ToC
Generated with Clerk from notebooks/usage.clj

llama.clj

llama.clj is a clojure wrapper for the llama.cpp library.

Dependency

deps.edn dependency:

com.phronemophobic/llama-clj {:mvn/version "0.8.2"}

Requires

All of the docs assume the following requires:

(require '[com.phronemophobic.llama :as llama])

Throughout these docs, we'll be using the llama 7b chat model. and the following context based on this model.

;; downloaded previously from
;; https://huggingface.co/TheBloke/Llama-2-7B-Chat-GGML/resolve/main/llama-2-7b-chat.ggmlv3.q4_0.bin
(def llama7b-path "models/llama-2-7b-chat.ggmlv3.q4_0.bin")
(def llama-context (llama/create-context llama7b-path {:n-gpu-layers 1}))

Overview

The llama.clj API is built around two functions, llama/create-context and llama/generate-tokens. The create-context builds a context that can be used (and reused) to generate tokens.

Context Creation

The llama/create-context has two arities:

(llama/create-context model-path)
(llama/create-context model-path opts)

If no opts are specified, then defaults will be used.

The model-path arg should be a string path (relative or absolute) to a F16, Q4_0, Q4_1, Q5_0, Q5_1, or Q8_0 ggml model.

Token Generation

Once a context is created, it can then be passed to llama/generate-tokens. The llama/generate-tokens function returns seqable or reducible sequence of tokens given a prompt. That means generated tokens can be processed using all of the normal clojure sequence and transducer based functions.

(first (llama/generate-tokens llama-context "Hello World"))
29991
(clojure.string/join
(eduction
(llama/decode-token llama-context)
(take 10)
(llama/generate-tokens llama-context "Hello World")))
! My name

Generating Text

Working with raw tokens is useful in some cases, but most of the time, it's more useful to work with a generated sequence of strings corresponding to those tokens. Lllama.clj provides a simple wrapper of llama/generate-tokens for that purpose, llama/generate.

(into
[]
(take 5)
(llama/generate llama-context "Write a haiku about documentation."))
[" " "U" "n" "t" "e"]

If results don't need to be streamed, then llama/generate-string can be used to return a string with all the generated text up to the max context size.

(llama/generate-string
llama-context
"Write a haiku about documentation.")
Unterscheidung:
Documentation
Writing in silence
Behind every code

Generating Embeddings

To generate embeddings, contexts must be created with :embedding set to true.

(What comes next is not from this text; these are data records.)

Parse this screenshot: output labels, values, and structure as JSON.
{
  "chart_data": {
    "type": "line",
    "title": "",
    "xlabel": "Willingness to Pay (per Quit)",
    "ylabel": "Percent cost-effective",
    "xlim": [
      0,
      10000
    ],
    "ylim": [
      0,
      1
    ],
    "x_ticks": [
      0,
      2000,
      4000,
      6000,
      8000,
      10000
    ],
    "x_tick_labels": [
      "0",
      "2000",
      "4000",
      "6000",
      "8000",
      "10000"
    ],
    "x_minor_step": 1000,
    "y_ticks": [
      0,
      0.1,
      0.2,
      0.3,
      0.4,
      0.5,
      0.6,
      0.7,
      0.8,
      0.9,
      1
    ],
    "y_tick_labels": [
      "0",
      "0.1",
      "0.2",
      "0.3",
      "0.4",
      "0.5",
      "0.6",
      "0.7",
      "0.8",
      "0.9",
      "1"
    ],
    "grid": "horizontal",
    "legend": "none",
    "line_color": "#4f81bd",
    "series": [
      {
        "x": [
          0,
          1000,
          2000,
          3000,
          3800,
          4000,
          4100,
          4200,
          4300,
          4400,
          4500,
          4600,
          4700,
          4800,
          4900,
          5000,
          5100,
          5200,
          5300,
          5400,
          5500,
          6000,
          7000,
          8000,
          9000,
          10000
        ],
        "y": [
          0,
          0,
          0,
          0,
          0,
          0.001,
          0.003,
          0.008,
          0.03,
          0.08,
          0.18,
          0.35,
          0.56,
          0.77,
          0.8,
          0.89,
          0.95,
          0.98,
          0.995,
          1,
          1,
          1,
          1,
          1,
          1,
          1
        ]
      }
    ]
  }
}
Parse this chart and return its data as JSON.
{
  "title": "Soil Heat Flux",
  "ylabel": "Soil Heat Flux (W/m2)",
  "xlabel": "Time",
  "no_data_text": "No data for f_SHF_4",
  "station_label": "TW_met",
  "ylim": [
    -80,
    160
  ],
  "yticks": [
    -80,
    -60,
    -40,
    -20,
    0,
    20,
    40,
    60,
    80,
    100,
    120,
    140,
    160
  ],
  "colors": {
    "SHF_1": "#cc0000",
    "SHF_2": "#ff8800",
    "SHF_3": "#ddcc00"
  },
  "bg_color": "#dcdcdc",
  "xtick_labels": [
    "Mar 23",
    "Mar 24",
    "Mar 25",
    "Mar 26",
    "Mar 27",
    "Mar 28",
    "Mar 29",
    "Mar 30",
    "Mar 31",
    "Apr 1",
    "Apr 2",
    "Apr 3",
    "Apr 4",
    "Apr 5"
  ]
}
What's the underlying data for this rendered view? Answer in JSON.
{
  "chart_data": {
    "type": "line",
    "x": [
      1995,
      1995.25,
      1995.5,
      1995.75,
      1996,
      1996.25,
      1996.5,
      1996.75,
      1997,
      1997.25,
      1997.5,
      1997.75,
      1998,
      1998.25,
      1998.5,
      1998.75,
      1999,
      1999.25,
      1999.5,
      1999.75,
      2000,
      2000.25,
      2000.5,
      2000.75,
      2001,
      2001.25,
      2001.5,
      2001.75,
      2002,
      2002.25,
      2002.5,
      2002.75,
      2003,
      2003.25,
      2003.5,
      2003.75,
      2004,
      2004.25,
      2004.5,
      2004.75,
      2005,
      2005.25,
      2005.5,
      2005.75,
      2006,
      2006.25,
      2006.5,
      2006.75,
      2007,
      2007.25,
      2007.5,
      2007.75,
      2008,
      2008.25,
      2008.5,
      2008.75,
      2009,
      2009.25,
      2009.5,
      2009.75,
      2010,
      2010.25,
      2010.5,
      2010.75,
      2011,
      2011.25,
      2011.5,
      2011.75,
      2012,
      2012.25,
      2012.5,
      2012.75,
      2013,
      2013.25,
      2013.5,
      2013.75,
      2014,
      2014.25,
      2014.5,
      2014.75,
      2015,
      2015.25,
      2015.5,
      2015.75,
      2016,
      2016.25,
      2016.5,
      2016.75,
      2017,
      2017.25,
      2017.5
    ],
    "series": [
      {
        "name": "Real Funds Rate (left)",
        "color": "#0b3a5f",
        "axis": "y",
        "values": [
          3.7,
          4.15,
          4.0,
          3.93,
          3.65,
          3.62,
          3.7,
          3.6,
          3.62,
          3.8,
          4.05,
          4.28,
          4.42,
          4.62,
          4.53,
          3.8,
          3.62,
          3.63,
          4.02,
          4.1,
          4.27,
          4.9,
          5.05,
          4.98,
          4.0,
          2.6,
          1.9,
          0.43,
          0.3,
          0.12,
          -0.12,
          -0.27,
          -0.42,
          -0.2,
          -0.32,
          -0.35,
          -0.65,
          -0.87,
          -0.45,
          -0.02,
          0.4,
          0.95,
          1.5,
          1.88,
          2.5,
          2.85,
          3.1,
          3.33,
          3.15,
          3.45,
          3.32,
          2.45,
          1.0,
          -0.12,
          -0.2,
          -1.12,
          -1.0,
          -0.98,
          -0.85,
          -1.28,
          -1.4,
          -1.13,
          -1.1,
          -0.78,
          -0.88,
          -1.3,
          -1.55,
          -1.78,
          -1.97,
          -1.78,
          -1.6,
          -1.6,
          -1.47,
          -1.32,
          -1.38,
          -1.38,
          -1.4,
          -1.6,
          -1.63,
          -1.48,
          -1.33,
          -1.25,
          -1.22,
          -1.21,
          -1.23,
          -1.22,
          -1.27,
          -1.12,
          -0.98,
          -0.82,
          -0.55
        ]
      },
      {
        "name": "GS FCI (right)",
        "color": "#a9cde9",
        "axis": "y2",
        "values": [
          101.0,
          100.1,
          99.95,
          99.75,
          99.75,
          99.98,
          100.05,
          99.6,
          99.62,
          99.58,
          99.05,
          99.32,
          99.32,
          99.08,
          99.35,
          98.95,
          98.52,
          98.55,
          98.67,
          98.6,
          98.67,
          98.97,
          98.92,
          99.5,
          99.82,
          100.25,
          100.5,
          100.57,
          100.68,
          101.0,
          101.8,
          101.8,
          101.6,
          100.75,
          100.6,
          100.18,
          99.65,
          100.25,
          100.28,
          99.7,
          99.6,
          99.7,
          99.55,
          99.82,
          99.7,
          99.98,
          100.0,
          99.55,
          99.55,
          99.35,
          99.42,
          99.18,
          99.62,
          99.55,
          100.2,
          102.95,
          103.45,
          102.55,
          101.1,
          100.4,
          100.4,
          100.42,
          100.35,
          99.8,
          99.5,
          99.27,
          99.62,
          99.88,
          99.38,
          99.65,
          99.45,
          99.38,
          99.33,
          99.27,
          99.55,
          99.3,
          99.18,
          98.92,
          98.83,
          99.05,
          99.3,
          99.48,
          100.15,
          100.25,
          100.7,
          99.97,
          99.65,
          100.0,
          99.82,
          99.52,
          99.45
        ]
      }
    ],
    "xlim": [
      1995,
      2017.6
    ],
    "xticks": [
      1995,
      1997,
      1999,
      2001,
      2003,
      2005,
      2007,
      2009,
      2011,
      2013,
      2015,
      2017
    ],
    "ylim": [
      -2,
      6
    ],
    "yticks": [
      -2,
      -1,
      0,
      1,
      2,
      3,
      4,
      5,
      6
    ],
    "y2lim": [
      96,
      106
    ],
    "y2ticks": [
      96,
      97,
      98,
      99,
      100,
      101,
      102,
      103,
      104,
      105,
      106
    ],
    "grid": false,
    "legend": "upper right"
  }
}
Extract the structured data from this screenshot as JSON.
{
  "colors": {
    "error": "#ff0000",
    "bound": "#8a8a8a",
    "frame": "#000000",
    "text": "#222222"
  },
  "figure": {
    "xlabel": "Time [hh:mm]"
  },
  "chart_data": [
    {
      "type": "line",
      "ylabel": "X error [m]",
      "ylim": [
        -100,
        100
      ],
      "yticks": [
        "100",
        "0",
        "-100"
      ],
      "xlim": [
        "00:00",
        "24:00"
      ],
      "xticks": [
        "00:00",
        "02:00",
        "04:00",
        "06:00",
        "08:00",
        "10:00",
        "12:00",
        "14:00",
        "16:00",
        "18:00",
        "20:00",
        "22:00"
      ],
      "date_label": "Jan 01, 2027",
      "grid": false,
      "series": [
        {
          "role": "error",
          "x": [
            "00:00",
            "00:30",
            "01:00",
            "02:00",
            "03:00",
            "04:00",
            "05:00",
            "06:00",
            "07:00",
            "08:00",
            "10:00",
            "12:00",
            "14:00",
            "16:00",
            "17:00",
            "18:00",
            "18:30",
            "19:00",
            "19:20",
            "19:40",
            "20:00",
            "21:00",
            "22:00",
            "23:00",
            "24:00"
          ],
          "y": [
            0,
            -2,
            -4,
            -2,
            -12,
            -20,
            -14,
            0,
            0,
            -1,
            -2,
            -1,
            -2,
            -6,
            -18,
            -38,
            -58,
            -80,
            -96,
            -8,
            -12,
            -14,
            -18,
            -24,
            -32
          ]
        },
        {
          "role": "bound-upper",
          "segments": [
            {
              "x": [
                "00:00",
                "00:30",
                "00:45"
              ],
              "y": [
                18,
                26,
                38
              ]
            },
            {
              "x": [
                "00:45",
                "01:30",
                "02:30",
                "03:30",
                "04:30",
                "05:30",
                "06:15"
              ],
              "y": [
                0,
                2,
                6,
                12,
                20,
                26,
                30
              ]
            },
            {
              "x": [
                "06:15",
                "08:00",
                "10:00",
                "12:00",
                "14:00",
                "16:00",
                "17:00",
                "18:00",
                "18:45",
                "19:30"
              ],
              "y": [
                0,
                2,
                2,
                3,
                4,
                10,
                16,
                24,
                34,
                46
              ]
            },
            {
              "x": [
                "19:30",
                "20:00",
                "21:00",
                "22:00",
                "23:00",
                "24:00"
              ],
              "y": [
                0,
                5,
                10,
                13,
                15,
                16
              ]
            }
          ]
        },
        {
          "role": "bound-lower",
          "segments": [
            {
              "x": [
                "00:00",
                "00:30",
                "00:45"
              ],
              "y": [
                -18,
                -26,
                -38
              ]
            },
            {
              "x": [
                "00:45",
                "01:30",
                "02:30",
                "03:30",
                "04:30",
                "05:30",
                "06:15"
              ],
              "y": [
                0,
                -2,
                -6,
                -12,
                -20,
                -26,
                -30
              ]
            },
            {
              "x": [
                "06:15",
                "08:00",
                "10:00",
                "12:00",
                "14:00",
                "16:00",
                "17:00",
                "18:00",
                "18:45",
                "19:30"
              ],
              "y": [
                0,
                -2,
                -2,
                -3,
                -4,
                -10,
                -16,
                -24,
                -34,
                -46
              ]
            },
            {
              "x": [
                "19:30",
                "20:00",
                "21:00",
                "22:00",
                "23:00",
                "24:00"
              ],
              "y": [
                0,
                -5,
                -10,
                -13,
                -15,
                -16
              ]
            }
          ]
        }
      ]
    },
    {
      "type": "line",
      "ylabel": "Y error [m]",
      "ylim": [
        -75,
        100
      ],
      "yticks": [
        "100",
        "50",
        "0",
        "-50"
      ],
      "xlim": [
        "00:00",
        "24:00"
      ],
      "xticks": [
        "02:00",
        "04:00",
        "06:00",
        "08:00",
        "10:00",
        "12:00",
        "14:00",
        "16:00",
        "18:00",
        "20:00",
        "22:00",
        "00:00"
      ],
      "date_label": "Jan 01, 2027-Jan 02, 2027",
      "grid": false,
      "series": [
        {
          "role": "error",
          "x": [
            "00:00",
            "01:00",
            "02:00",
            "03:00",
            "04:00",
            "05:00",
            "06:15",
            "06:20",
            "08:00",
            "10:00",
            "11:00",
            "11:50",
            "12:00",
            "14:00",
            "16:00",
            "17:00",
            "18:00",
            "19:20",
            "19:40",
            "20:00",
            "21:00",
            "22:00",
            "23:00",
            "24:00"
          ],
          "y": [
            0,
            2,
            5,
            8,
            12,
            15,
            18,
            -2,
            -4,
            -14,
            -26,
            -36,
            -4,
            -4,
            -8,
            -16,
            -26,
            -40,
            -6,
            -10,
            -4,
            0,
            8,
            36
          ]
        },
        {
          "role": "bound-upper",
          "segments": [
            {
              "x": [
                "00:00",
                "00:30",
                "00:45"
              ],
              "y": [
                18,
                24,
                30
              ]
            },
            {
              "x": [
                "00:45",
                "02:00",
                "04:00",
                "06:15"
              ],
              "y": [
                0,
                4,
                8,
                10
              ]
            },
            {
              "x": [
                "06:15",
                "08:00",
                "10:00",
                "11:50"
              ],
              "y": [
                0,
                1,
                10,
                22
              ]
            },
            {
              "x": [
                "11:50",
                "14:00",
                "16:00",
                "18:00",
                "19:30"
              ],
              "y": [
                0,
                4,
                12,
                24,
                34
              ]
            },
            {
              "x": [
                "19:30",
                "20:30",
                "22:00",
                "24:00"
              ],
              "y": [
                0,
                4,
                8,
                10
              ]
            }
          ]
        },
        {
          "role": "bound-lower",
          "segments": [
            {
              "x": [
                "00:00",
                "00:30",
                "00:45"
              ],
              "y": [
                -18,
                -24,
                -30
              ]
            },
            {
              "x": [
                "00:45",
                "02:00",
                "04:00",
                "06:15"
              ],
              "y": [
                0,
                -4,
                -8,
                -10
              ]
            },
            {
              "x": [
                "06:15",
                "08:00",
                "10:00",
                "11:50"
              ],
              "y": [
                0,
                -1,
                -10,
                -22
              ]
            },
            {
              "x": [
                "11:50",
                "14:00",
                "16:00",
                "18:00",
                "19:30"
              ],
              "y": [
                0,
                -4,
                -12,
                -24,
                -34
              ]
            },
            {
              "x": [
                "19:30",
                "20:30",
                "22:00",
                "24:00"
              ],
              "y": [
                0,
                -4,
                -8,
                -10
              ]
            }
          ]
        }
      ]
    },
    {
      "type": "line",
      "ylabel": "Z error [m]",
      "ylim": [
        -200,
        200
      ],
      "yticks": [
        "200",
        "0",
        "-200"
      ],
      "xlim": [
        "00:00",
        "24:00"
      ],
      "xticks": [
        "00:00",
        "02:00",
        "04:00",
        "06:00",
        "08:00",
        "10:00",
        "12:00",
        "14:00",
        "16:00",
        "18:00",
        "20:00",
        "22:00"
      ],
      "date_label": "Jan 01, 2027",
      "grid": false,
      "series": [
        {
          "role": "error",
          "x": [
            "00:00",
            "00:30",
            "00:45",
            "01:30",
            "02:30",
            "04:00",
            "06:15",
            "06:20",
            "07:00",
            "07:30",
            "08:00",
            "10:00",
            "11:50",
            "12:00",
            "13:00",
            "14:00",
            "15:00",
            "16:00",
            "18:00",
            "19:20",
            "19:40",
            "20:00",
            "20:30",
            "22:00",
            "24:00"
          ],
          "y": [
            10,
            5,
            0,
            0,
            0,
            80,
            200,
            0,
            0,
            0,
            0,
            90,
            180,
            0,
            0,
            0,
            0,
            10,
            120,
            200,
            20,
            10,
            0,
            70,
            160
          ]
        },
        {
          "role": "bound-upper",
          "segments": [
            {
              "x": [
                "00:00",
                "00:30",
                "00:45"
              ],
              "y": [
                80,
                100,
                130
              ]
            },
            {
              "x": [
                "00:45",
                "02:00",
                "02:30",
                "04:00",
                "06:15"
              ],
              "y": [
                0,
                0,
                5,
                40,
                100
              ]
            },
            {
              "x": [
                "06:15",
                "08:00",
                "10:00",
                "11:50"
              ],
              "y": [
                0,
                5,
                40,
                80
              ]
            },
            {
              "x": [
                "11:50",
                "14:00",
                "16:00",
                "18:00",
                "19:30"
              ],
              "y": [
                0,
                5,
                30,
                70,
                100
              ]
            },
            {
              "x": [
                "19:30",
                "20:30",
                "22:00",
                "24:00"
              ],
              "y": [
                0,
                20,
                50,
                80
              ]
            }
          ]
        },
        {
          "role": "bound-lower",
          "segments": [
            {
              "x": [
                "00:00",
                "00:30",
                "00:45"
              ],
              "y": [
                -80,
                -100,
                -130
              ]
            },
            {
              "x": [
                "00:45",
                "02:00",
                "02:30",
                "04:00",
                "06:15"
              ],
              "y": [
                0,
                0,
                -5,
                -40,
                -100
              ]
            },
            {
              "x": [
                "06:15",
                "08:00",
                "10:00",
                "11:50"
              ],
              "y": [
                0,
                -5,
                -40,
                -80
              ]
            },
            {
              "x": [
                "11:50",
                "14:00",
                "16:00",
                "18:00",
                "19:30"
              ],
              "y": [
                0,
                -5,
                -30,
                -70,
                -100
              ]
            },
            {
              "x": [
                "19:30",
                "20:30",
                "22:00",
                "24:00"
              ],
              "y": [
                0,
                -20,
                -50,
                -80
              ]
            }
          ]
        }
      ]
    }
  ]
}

(def llama-embedding-context
(llama/create-context llama7b-path {:n-gpu-layers 1
:embedding true}))
#object[com.phronemophobic.llama.raw.proxy$com.sun.jna.Pointer$ILookup$ILLamaContext$AutoCloseable$49378b1 0x42375f8c "
native@0x7fd92fe6d300"
]
(llama/generate-embedding llama-embedding-context "some text")
#object["
[F"
0x55ee9a17 "
[F@55ee9a17"
]